Stone or ceramic tiles are highly compatible with UFH, because of their high thermal mass and good conductivity. Photo: Octagon

…And fabulous lighting

It doesn’t matter how beautiful your bathroom is – it’ll never be cosy and welcoming if the lights are so bright and harsh you feel like you’re about to be interrogated or so dark you feel like you’re applying make up at the bottom of the sea. Billie Towers of Ripples explains, “A bathroom needs to create layers of light that encourage a warm and welcoming feel. There are lots of decorative tricks that can be done with lights that are IP rated [for bathroom use] – for example, using mini LEDs in feature areas, a strip hidden under a countertop basin or in recesses in shower areas. A warm-coloured light in and around the mirror will be most flattering for skin tones. It is important to avoid having lighting placed above the mirror, as it can accentuate shadows on our faces.”
But it’s also about having fun with it. Billie says, “Do something unexpected. Have coloured LEDs for mood lighting, putting them on a separate switch to the main lighting. Highlight any architectural features or key design points with separate lighting to really turn heads.”

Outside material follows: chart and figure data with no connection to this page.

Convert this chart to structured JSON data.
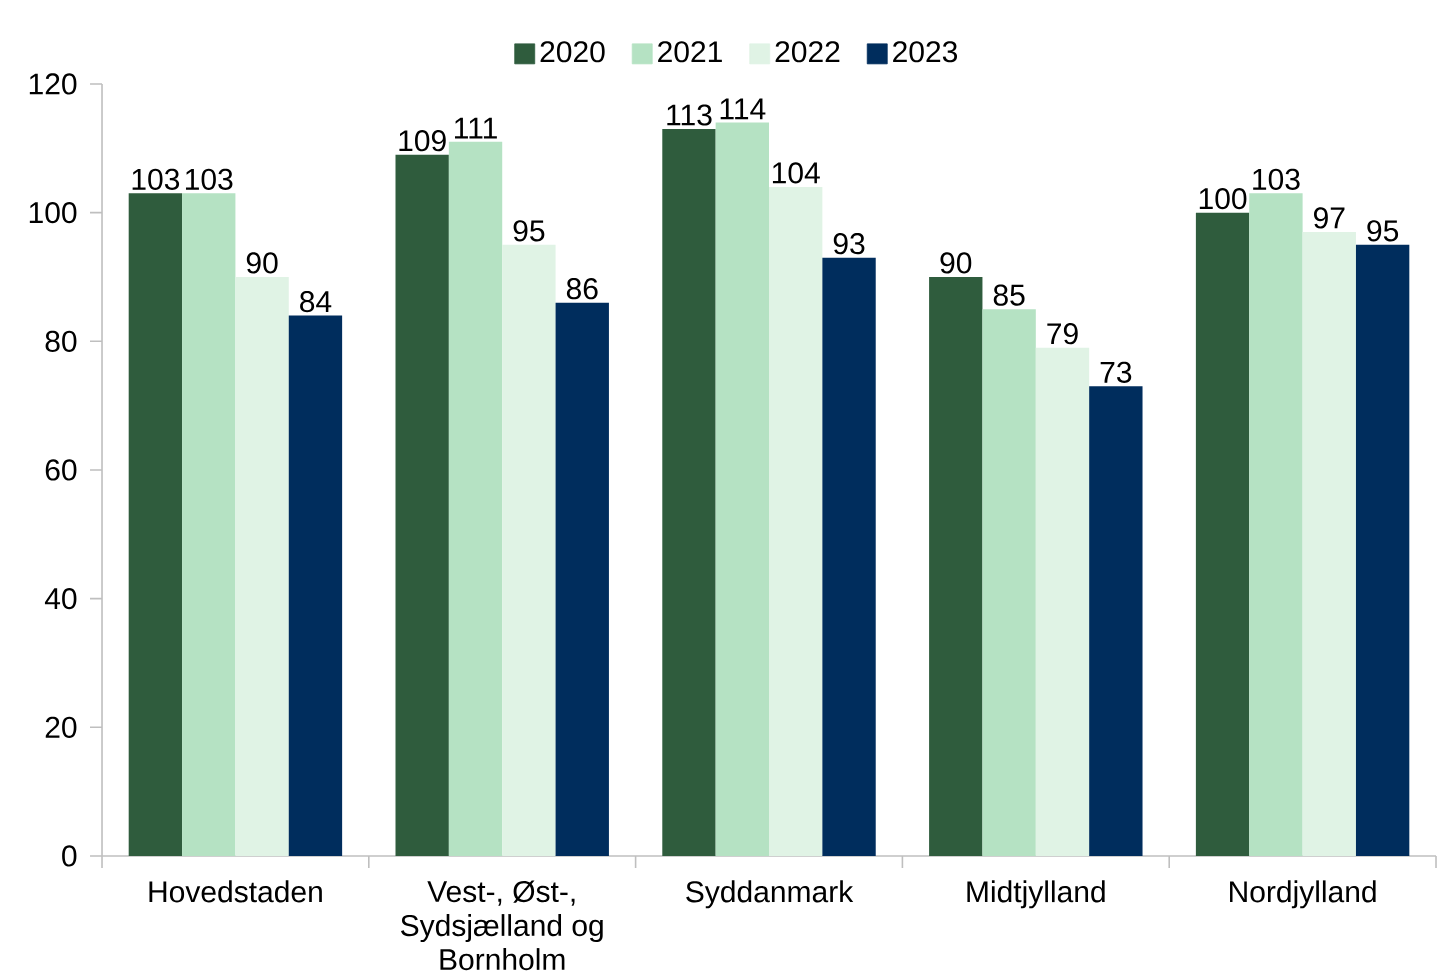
{
  "chart_data": {
    "type": "bar",
    "categories": [
      "Hovedstaden",
      "Vest-, Øst-, Sydsjælland og Bornholm",
      "Syddanmark",
      "Midtjylland",
      "Nordjylland"
    ],
    "series": [
      {
        "name": "2020",
        "color": "#2f5c3d",
        "values": [
          103,
          109,
          113,
          90,
          100
        ]
      },
      {
        "name": "2021",
        "color": "#b5e2c3",
        "values": [
          103,
          111,
          114,
          85,
          103
        ]
      },
      {
        "name": "2022",
        "color": "#e0f3e5",
        "values": [
          90,
          95,
          104,
          79,
          97
        ]
      },
      {
        "name": "2023",
        "color": "#002d5d",
        "values": [
          84,
          86,
          93,
          73,
          95
        ]
      }
    ],
    "ylim": [
      0,
      120
    ],
    "yticks": [
      0,
      20,
      40,
      60,
      80,
      100,
      120
    ],
    "data_labels": true,
    "legend": "top"
  }
}
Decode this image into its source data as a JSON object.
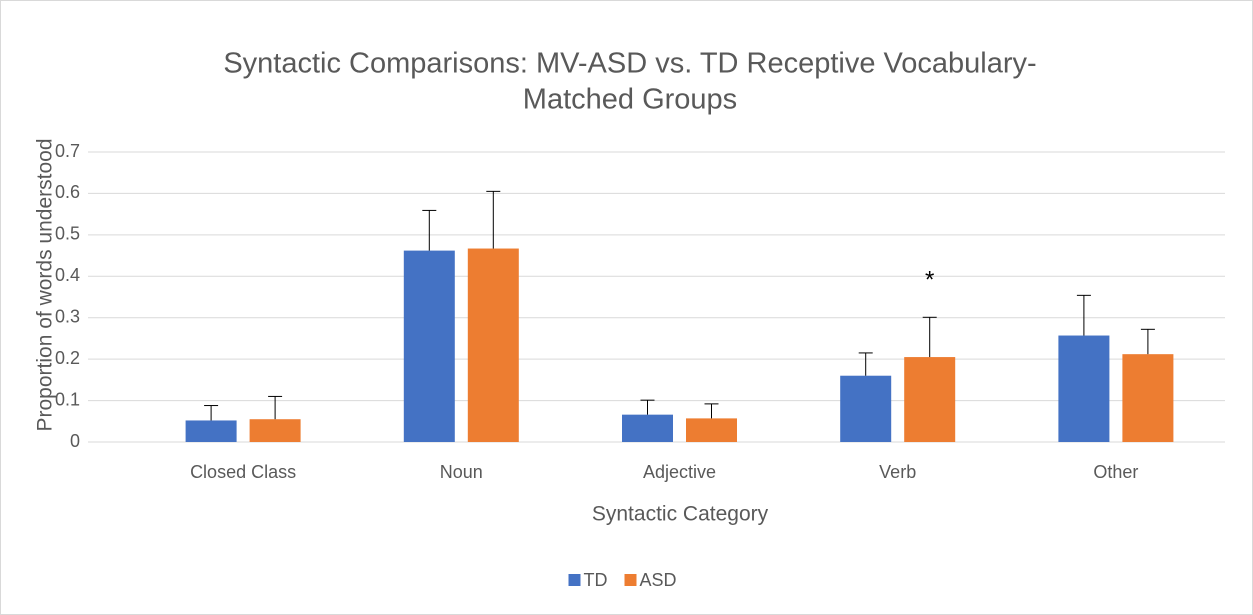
{
  "chart_data": {
    "type": "bar",
    "title": [
      "Syntactic Comparisons: MV-ASD vs. TD Receptive Vocabulary-",
      "Matched Groups"
    ],
    "x_label": "Syntactic Category",
    "y_label": "Proportion of words understood",
    "categories": [
      "Closed Class",
      "Noun",
      "Adjective",
      "Verb",
      "Other"
    ],
    "series": [
      {
        "name": "TD",
        "color": "#4472c4",
        "values": [
          0.052,
          0.462,
          0.066,
          0.16,
          0.257
        ],
        "errors": [
          0.036,
          0.097,
          0.035,
          0.055,
          0.097
        ]
      },
      {
        "name": "ASD",
        "color": "#ed7d31",
        "values": [
          0.055,
          0.467,
          0.057,
          0.205,
          0.212
        ],
        "errors": [
          0.055,
          0.138,
          0.035,
          0.096,
          0.06
        ]
      }
    ],
    "annotations": [
      {
        "text": "*",
        "category": 3,
        "series": 1
      }
    ],
    "ylim": [
      0,
      0.7
    ],
    "yticks": [
      0,
      0.1,
      0.2,
      0.3,
      0.4,
      0.5,
      0.6,
      0.7
    ],
    "grid": true,
    "legend": "bottom"
  }
}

Consider storage carefully

The smaller the bathroom, the more important storage becomes, and is one of the top things buyers look for when considering a house. Mark Bickerstaffe says, “The storage all around you as you stand in front of the basin and mirror is critical. It needs to be easy and quick to access and plentiful.” He also has a clever solution: “Up to now the area under the basin has been somewhat of a ‘black hole’ with pipes and water connections cutting through the area underneath. So we tend to use it more for cleaning products than personal care. We’ve invented a basin with a system called Freedrain which puts the drain at the back of the basin next to the wall and allows for a shallow drawer directly beneath, which is the full length and width of the basin, and a deep drawer below that for the larger things. This storage unit is totally uncompromised and separated from the piping, water connection and spiders’ webs!”